It doesn’t come as a shock, but making decisions around investing does not come easily for everyone. There is an array of platforms and investments that assure a multitude of returns. This can be baffling at times. While some of them may be promising, others are often fraudulent. The uncertainty is inevitable wherein multiple options are available. This can make many people stay as far from it as possible.
There is a constant thought – “How do I know it will turn around alright? What if I get duped?”
A prime reason behind this fear is the myths, false ideas, and beliefs around investing that we have all grown up believing. Here, in this guide, we will address a few of the most prevalent investing myths that you must stop thinking about instantly.
Myth 1 – Past performance is a guarantee for future returns.
Unlike the prevalent belief, even if a stock or fund performed exceedingly well in the past, there is no guarantee that it will continue to do so in the future. Thus, there are absolutely no certainties in investing.
For instance, if you purchased $1,000 worth of stock from the now successful Silicon Valley startups back in the 1990s, your initial investment would have grown considerably now. However, this does not mean that if you put $1,000 in the same stock today, you will get similar returns in the coming two decades. Successful investing requires a fluid approach to the volatility in the market. Thus, an understanding of risks and volatility is necessary for a well-performing investment.
Myth 2 – Investing is a complex process.
This is another one of the most widespread myths, but this also is not true. Investing is only as complicated as you allow it to be. It also implies that investing can be as simple as you would want to make it. It only needs some money, time, and effort to research the different stocks, pay for the esoteric alternative investments, and layering on complex derivatives.

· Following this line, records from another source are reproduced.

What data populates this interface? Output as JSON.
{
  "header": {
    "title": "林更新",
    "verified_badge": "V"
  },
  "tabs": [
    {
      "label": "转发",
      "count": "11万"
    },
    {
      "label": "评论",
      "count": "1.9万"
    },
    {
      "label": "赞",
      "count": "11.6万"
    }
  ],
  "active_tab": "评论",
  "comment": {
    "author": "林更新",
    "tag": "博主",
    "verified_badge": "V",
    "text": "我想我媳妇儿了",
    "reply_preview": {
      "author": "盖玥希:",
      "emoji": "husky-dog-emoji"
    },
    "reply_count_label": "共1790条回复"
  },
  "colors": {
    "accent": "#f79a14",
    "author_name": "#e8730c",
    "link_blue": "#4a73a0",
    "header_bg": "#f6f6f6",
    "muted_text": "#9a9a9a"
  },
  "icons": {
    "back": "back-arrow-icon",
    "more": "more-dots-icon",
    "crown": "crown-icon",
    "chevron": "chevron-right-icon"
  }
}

There is an array of people who will be happy to do business with you. More so, there is an equal chance for you to perform better than several active investors by merely holding some passive, low-cost index funds.
Myth 3 – Stocks that go up must come down.

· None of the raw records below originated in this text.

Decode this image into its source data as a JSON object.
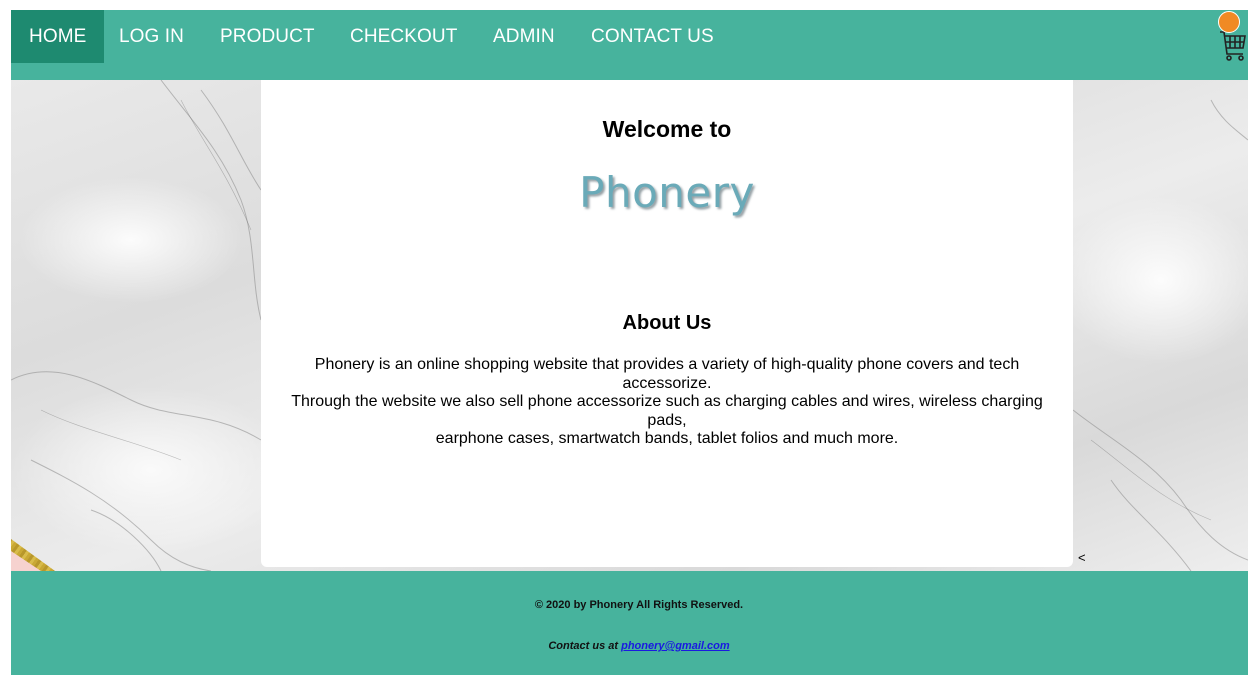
{
  "nav": {
    "items": [
      {
        "label": "HOME",
        "active": true
      },
      {
        "label": "LOG IN"
      },
      {
        "label": "PRODUCT"
      },
      {
        "label": "CHECKOUT"
      },
      {
        "label": "ADMIN"
      },
      {
        "label": "CONTACT US"
      }
    ],
    "cart_icon": "shopping-cart-icon",
    "cart_badge_color": "#f08a24"
  },
  "hero": {
    "welcome": "Welcome to",
    "logo_text": "Phonery"
  },
  "about": {
    "title": "About Us",
    "lines": [
      "Phonery is an online shopping website that provides a variety of high-quality phone covers and tech accessorize.",
      "Through the website we also sell phone accessorize such as charging cables and wires, wireless charging pads,",
      "earphone cases, smartwatch bands, tablet folios and much more."
    ]
  },
  "scroll_arrow": "<",
  "footer": {
    "copyright": "© 2020 by Phonery All Rights Reserved.",
    "contact_prefix": "Contact us at ",
    "contact_email": "phonery@gmail.com"
  },
  "colors": {
    "nav_bg": "#47b39d",
    "nav_active_bg": "#1e8a70",
    "logo": "#6aaab8",
    "footer_bg": "#47b39d"
  }
}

This law of physics does not apply to the stock market. There is absolutely no gravitational force that can pull stocks back to even.
Let us understand this with an example. About two decades ago, the stock prices of Berkshire Hathaway grew from $7,455 to $17,250 per share in a little over five years. It never did come back down. Instead, it rose further up to over $344,000 per share in February 2020.

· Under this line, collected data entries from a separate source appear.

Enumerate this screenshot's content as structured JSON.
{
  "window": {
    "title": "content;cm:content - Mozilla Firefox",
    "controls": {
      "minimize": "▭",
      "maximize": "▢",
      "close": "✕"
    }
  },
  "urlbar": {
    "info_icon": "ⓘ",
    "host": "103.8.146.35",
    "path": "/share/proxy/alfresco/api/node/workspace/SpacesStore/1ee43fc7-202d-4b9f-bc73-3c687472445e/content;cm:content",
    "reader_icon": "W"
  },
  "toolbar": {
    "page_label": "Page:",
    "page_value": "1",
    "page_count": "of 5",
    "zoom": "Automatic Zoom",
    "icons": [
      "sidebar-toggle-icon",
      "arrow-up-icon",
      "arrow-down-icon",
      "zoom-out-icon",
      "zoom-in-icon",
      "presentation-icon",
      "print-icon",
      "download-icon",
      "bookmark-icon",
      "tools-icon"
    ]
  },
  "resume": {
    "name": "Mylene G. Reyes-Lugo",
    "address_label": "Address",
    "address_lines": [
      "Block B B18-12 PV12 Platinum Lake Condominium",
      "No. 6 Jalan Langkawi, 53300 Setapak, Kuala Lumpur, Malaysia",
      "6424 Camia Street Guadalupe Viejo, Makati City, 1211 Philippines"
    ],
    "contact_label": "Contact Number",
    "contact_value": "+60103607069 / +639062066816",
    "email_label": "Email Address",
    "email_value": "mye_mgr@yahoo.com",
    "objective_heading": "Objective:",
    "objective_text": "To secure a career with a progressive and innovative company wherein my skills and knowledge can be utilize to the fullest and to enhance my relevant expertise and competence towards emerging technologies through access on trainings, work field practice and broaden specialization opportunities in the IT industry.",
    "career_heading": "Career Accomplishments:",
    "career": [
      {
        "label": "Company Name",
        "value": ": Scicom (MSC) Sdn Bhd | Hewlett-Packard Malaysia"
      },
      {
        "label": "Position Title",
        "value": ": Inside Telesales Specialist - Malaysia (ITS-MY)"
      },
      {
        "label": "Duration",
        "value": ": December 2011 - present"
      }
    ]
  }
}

This is one example, and we are not saying that stocks do not undergo correction, but the fact is that any stock’s price mirrors the company’s reputation. So, if you come across a good firm run by an excellent team of managers, there is absolutely no reason why that stock will not continue to grow in the future.
Myth 4 – Investing is meant only for the rich.
Well, this might be true a few decades ago, but today, not quite much. Back in the day, investing was accessible solely for the wealthy. However, today, anyone can get into investing, even if it is with a small amount. If you are uncertain about the money you can set aside for investing, consider how much you spend on coffee in a week. Try cutting back that amount, and instead put it into your investment accounts every week. As you see, your everyday expense turns into an income stream; you will not regret giving up on coffee.
Myth 5 – Investing in one stock is the best.
Over time, several new stocks enter the market. Even though these stocks garner substantial attention, they are not always worth your consideration. Hence, as they say, never put all your eggs in one basket. Pro investors take this tip seriously and believe in diversifying their portfolios and spreading their money in various stocks. Of course, there is risk involved in investing, but when you invest in just one stock, you risk losing everything if the company goes under. The idea is to protect yourself from losses more than earning big.